WATCH: Rajo Laurel 25th anniversary fashion show

C. Mendez Legaspi -

MANILA, Philippines — Philippine fashion celebrated two milestones on October 27: Red Charity Gala’s 10th year and Rajo Laurel’s 25th year as a fashion designer. 
The Marriott Hotel Manila’s Grand Ballroom, the country’s biggest, was the venue for the year’s biggest fundraising event, organized by socialite-philanthropists Tessa Prieto-Valdes and Kaye Tinga to benefit the Philippine Red Cross, Assumption High Schol 1981 Foundation and the first scholars of the Mint School of Fashion.
Laurel is the most commercially successful fashion designer working in the trade today, with the family-run House of Laurel, which caters to his upscale clients who prefer custom-made clothes, and The Rajo Store at PowerPlant Mall and Shangri-La Plaza Mall, which offers his more affordable lines.
His overwhelming collection, “Archipelago,” is an essay that aims to resolve “What is Philippine Style?”

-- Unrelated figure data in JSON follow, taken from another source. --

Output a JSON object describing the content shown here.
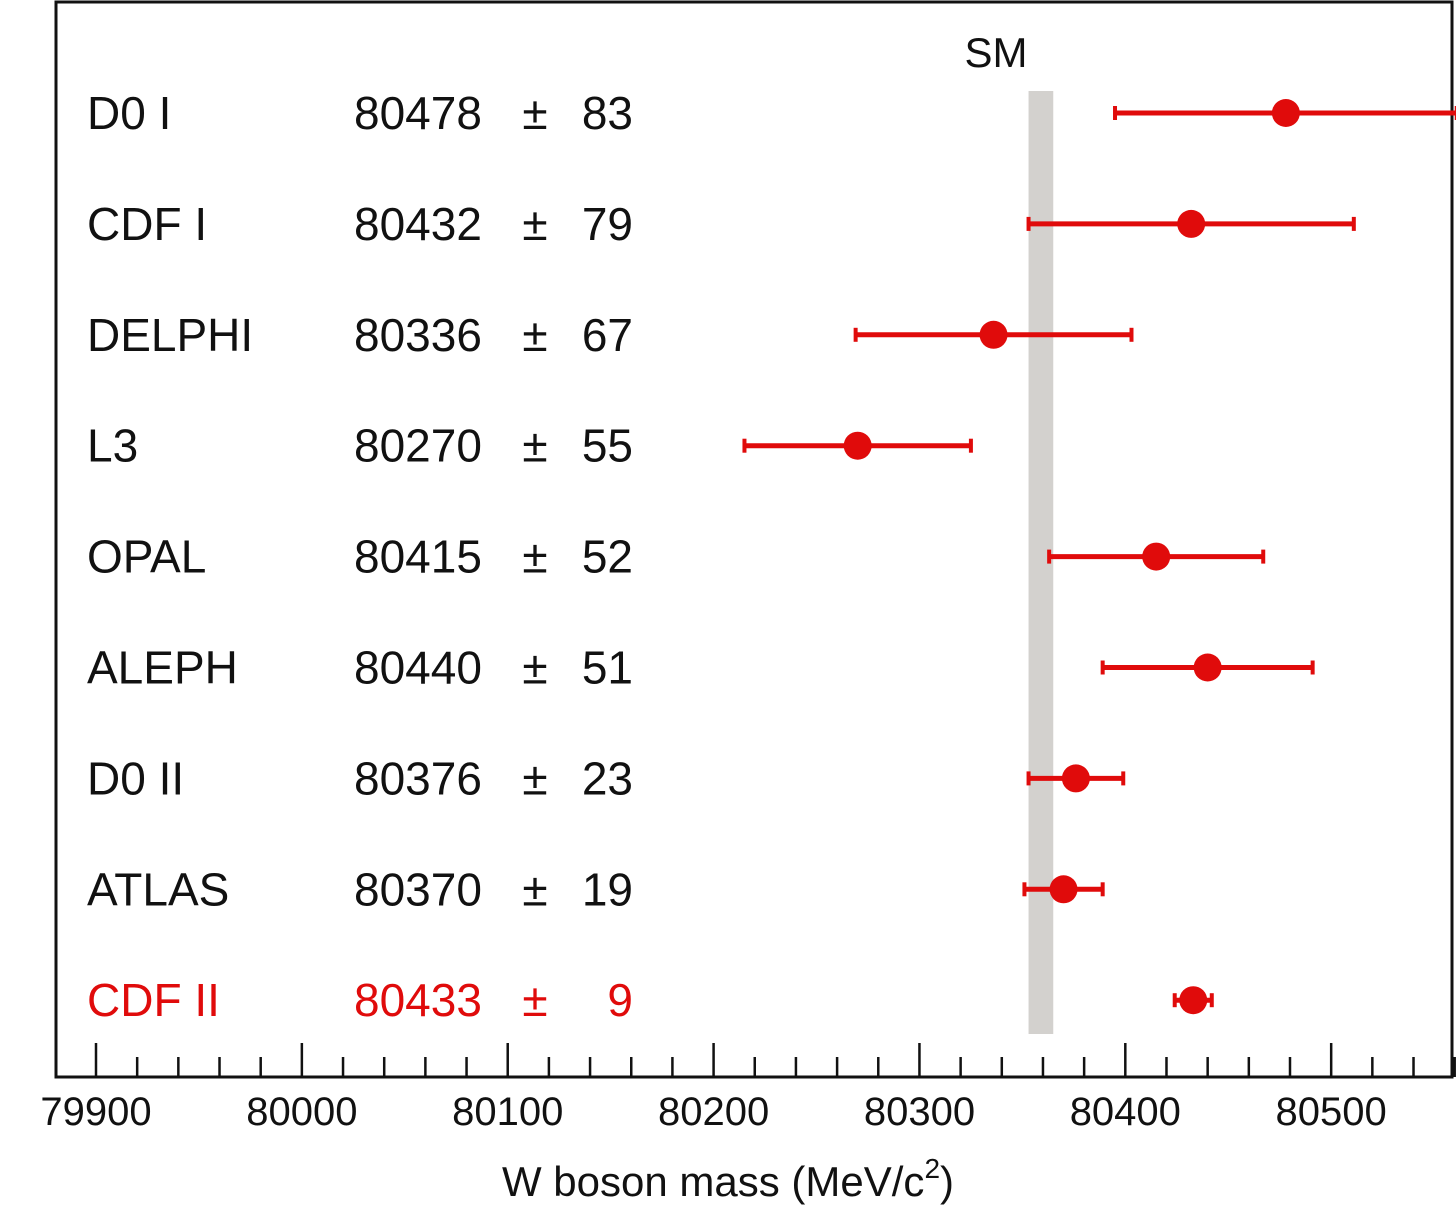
{
  "chart_data": {
    "type": "scatter",
    "xlabel": "W boson mass (MeV/c",
    "xlabel_sup": "2",
    "xlabel_close": ")",
    "xlim": [
      79900,
      80570
    ],
    "xticks": [
      79900,
      80000,
      80100,
      80200,
      80300,
      80400,
      80500
    ],
    "xtick_labels": [
      "79900",
      "80000",
      "80100",
      "80200",
      "80300",
      "80400",
      "80500"
    ],
    "minor_tick_step": 20,
    "sm_band": {
      "label": "SM",
      "min": 80353,
      "max": 80365,
      "color": "#d3d1ce"
    },
    "pm_symbol": "±",
    "grid": false,
    "measurements": [
      {
        "name": "D0 I",
        "mass": 80478,
        "mass_label": "80478",
        "err": 83,
        "err_label": "83",
        "highlight": false
      },
      {
        "name": "CDF I",
        "mass": 80432,
        "mass_label": "80432",
        "err": 79,
        "err_label": "79",
        "highlight": false
      },
      {
        "name": "DELPHI",
        "mass": 80336,
        "mass_label": "80336",
        "err": 67,
        "err_label": "67",
        "highlight": false
      },
      {
        "name": "L3",
        "mass": 80270,
        "mass_label": "80270",
        "err": 55,
        "err_label": "55",
        "highlight": false
      },
      {
        "name": "OPAL",
        "mass": 80415,
        "mass_label": "80415",
        "err": 52,
        "err_label": "52",
        "highlight": false
      },
      {
        "name": "ALEPH",
        "mass": 80440,
        "mass_label": "80440",
        "err": 51,
        "err_label": "51",
        "highlight": false
      },
      {
        "name": "D0 II",
        "mass": 80376,
        "mass_label": "80376",
        "err": 23,
        "err_label": "23",
        "highlight": false
      },
      {
        "name": "ATLAS",
        "mass": 80370,
        "mass_label": "80370",
        "err": 19,
        "err_label": "19",
        "highlight": false
      },
      {
        "name": "CDF II",
        "mass": 80433,
        "mass_label": "80433",
        "err": 9,
        "err_label": "9",
        "highlight": true
      }
    ],
    "colors": {
      "point": "#e00b0b",
      "text": "#111111",
      "highlight_text": "#e00b0b",
      "frame": "#111111"
    }
  }
}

His sartorial answers came in a stupendous 92-piece spectacle after 18 months of research, development and extensive traveling around the country, collaborating with local weavers and artisans.
“This is my attempt on Philippine Couture,” the inspiring and enterprising designer said. “I am grateful for an amazing life highlight.”
Laurel’s show was directed by his best friend Robby Carmona, which opened with the “Pinukpok” suite modeled by supermodels Ria Bolivar, Jasmine Maierhofer and Jo Ann Bitagcol. 
“Moving sculptures! I began my 25th anniversary show with the idea of creating a narrative from a Filipino childhood fable of creation ‘Malakas at Maganda.' However, debunking the notion of gender because the Filipino woman is both strong and beautiful,” he posted on his Facebook wall.
“Vinta,” Laurel explained, “is inspired by the vintas of the Badjaos in the Sulu Archipelago. I want to capture the movements of the sails within the garment.”
“Traje” is “inspired by the graphic stripes which were fashionable in the 1900s,” he said. “I wanted to bring back this motif for the traje.”
Laurel did modern adaptations of the panuelo and used “Tritik,” a technique where he used the alibata and the Filipino alphabet as a point of design.
In “Saranggola,” he used the kite as inspiration, while in “Korales,” he was inspired by the coral formations under Philippine waters.
“A healthy dialogue is always key for an engaging proposition. My dear friend Pam Quinones and her magnificent team at Qurator Studio styled my anniversary collection. Pam told me she wanted to use ‘The Pearl of the Orient’ to cohesively tie in all the stories. How lucky were we that Jewelmer opened their hearts and vaults to showcase the sublime Philippine pearls. The (show) is the result,” Laurel related.
Twenty-five fruitful years in a fickle industry is a massive achievement, and Rajo perfectly sums up his remarkable career: “What I do is what I love and I love what I do.” — Video by Erwin Cagadas Jr.